Point: If they were speaking as the Old Testament prophets spoke, their remarks might have been qualified with, “Thus says the Lord”. But having worked together as members of a church – the body of Christ – in having first fellowshipped, shared, and worshiped together, the end result is unity where the Word of God is concerned.

Q: What do the four things they communicated to the Gentiles have in common?

A: They are all things closely associated with idolatry and spiritual unfaithfulness. The common ground of both Jew and Gentile is to separate themselves from false worship and those influences most likely to lead them astray spiritually.

Q: What was the result of the decision? What was its practical effect proving its authorship by the Holy Spirit?

  1. Rejoicing because of the Word (v.21)
  2. Encouragement by the Word (v.32)
  3. Strengthening by the Word (v.32)

Application: It began with a dispute concerning the proper application of the Word of God, the discussion was guided by the Word of God, and the final judgment was rendered according to the Word of God; but the proper attitude and behavior of love and fellowship were never compromised in the course of pursuing God’s Word.
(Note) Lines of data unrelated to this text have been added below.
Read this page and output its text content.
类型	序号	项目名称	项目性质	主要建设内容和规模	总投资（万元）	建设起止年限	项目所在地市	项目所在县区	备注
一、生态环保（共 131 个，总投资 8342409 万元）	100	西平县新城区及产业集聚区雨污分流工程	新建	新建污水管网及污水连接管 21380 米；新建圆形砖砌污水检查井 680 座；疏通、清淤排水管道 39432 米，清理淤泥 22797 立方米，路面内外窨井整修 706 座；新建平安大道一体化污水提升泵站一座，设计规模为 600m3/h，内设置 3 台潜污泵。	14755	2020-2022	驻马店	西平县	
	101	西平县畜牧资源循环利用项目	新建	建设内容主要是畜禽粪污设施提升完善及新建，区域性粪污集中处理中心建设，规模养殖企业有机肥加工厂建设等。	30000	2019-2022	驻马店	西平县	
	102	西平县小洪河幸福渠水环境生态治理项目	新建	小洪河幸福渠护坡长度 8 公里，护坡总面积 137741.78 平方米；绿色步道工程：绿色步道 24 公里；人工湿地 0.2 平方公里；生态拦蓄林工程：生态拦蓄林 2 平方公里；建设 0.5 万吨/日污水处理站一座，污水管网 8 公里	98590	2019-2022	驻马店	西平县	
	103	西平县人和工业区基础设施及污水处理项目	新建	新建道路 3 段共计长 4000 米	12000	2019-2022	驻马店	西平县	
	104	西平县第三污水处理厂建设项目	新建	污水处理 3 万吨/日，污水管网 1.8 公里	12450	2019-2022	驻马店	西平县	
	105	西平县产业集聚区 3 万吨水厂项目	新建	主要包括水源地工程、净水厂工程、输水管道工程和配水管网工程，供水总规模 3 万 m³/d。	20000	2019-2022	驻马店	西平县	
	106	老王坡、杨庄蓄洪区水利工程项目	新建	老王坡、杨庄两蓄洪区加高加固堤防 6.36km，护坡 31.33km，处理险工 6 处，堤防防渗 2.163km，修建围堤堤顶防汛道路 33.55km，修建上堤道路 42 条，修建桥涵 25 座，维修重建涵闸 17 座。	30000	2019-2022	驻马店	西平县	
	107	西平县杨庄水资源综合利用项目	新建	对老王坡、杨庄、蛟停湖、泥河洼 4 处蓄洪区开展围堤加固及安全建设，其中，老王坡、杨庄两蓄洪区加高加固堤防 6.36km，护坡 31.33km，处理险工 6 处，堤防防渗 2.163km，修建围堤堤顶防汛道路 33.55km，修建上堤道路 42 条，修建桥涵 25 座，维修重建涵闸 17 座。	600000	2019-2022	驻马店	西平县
I am amazed that you are so quickly deserting Him who called you by the grace of Christ, for a different gospel; which is really not another; only there are some who are disturbing you and want to distort the gospel of Christ. But even if we, or an angel from heaven, should preach to you a gospel contrary to what we have preached to you, he is to be accursed! As we have said before, so I say again now, if any man is preaching to you a gospel contrary to what you received, he is to be accursed!

— Galatians 1:6-9

This is not an isolated incident in ancient history, but a tragedy which continues in many churches to this day where they are pursuing the emphasis of the early part of Acts – to bring in the kingdom – without the latter revelation of the role of the church. Some try to make strange combinations of law and grace, of Israel and church, of kingdom truth and church truth. The curse for the promotion of such false gospels is just as real and in effect today as when Paul first articulated it to the Galatians. It’s more important than ever not to just rightly divide the Word of Truth, but to identify those who would come into our midst in an attempt to alter it both to their and our spiritual detriment.